Proactive real-time security intelligence: Moving beyond conventional SIEM

Surprisingly, discussions about security intelligence still focus primarily around conventional reactive Security Incident and Event Management systems (SIEM). However, in today’s highly active and complex landscape security professionals need to move from this reactive model to proactively using this security intelligence to protect their businesses. A proactive model which enables to predict security incidents and events besides preventing and detecting them.

The key to understanding how to move from reactive SIEM to proactive security intelligence can be found in the basic information which is fed into security intelligence technology. The difference doesn’t lie in the type of basic information which is used — rather it is about the holistic, actuality, and granularity level of the information. This is in turn is related to the method used to meet that holistic, actuality and granularity level.

Fundamentally, the information needed for proactive and reactive security intelligence is the same and covers Threat Intelligence, Asset Information (e.g. software, patches, etc.) and Countermeasure Information – but the fine details differ.

Threat intelligence
The technology required for threat intelligence is more or less the same for the reactive and the proactive security approach. In both situations, this information will be collected from external sources and vulnerability scanning. A threat can be for example vulnerability in Java version X.

Asset information
The asset information, however, in conventional SIEM is acquired from a general purpose configuration management database (CMDB), often initially setup for service management and/ or license management purposes. Service management and license management are administrative processes, which require a much less actual and granular state of assets compared to proactive security intelligence. The holistic level is more or less the same for service management, license management, and security intelligence processes. To elaborate, service management and license management are often satisfied when the following two questions can be respectively answered:

  • Who currently owns which asset and where is it located?
  • How many licenses of software XYZ are in use?

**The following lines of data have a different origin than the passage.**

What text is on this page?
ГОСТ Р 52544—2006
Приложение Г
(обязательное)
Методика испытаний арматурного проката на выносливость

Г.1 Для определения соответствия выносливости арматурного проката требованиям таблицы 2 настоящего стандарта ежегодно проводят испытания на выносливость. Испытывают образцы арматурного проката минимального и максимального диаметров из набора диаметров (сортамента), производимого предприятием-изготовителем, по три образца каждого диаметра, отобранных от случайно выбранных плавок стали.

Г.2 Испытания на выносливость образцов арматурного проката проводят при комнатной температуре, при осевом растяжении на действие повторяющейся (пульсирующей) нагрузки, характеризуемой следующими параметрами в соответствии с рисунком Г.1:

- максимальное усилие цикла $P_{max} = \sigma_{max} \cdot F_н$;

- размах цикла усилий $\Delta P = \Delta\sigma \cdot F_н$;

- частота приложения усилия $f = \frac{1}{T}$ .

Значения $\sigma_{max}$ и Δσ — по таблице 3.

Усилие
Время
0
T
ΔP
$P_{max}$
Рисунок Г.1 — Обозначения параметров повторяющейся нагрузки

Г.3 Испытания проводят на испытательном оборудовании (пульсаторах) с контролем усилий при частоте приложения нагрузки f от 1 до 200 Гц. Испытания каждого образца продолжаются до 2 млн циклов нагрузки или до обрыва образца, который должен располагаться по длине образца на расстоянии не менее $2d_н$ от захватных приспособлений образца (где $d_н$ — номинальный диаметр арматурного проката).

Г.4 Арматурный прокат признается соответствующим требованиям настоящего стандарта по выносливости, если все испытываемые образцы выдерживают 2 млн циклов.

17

But, from the perspective of security intelligence, there is need for a much more actual — as real-time as possible, and granular — as detailed as possible, state of assets. For example, the software version including patch level, register settings, etc.

CMDBs are often maintained by a combination of manual processes and automated processes based on time-based asset discovery technology, which may not run more than once per month. This is because a more actual state from the information point of view is not needed and/ or because of performance impact considerations.

To meet the information requirements for providing proactive security intelligence a dedicated Security specific Asset Management Database (AMDB) is advisable. Two methods are available for building up a security specific AMDB with holistic, actual, and granular asset information: network-based and Host-based/agent-based.

The host-based method provides the maximum advantage of the holistic, actual, and granular state. This is because the network-based method is challenged by end-to-end application encryption — which is becoming more standardized with time. Also, there are many client-only applications with no network traffic at all.

At this stage combine threat intelligence and asset information, and the “Which threats are applicable to which assets?” question can be answered.

Countermeasure information
The last information element needed for proactive security intelligence is countermeasure information. This information element must provide a holistic insight into the actual and granular state of the countermeasures applied to the asset. In general, three questions need to be answered at this stage:

  • Which data, application, endpoint, and network countermeasures are in place within the organization?
  • Are these countermeasures available to the specific asset?
  • What is the state of the specific instance of the countermeasure on the specific asset?

A holistic view on countermeasure information can be gathered from the organization — data, application, endpoint, and network- security management environments, if possible combined with some countermeasure information which can be provided by the asset information agent.

Building a multi-disciplinary threat management team
Conclusively, for effective and efficient proactive security intelligence the following questions must be answered:

  • Threat Intelligence: “Which threats are out there?”
  • Asset Information: “What is the holistic, actual, and granular state of assets?” and “For which assets are those threats relevant?”
  • Countermeasure Information: “What is the holistic, actual and granular state of countermeasures?” and “For which assets are those countermeasures available?”

The proactive security intelligence solution itself must provide some functions to “drill-down” and “roll-up” from threats to assets to countermeasures, advise possible security actions, and the capability to risk-based classify assets. Depending on the outcome, security actions can be planned, like updating anti-malware or (host-based) intrusion protection systems, deploying a patch, or as simple as (temporarily) blocking a website with the content filter. Since the security action can impact multiple architectural domains, i.e. data, application, endpoint, network, security, it is important to form a multi-disciplinary threat management team. This team meets on a scheduled periodic basis and is aware that it can be called up whenever there is a need to evaluate a situation — to analyze and discuss threats and plan security actions in a proactive way.

Finally, the holistic (complete), actual (as real-time as possible), and granular (detailed) view on assets and countermeasures provided by the proactive security intelligence solution can be re-used in the reactive security intelligence solution (SIEM). This will make the reactive security intelligence process more effective (improving sensitivity and specificity) and efficient (highly automated).

This holistic approach to security intelligence enables organizations to better anticipate cyberattacks and respond adequately. The solutions to deliver these capabilities are available now, and implementing is less complex than it initially appears. However, it is essential that the right architectural decisions are made early on.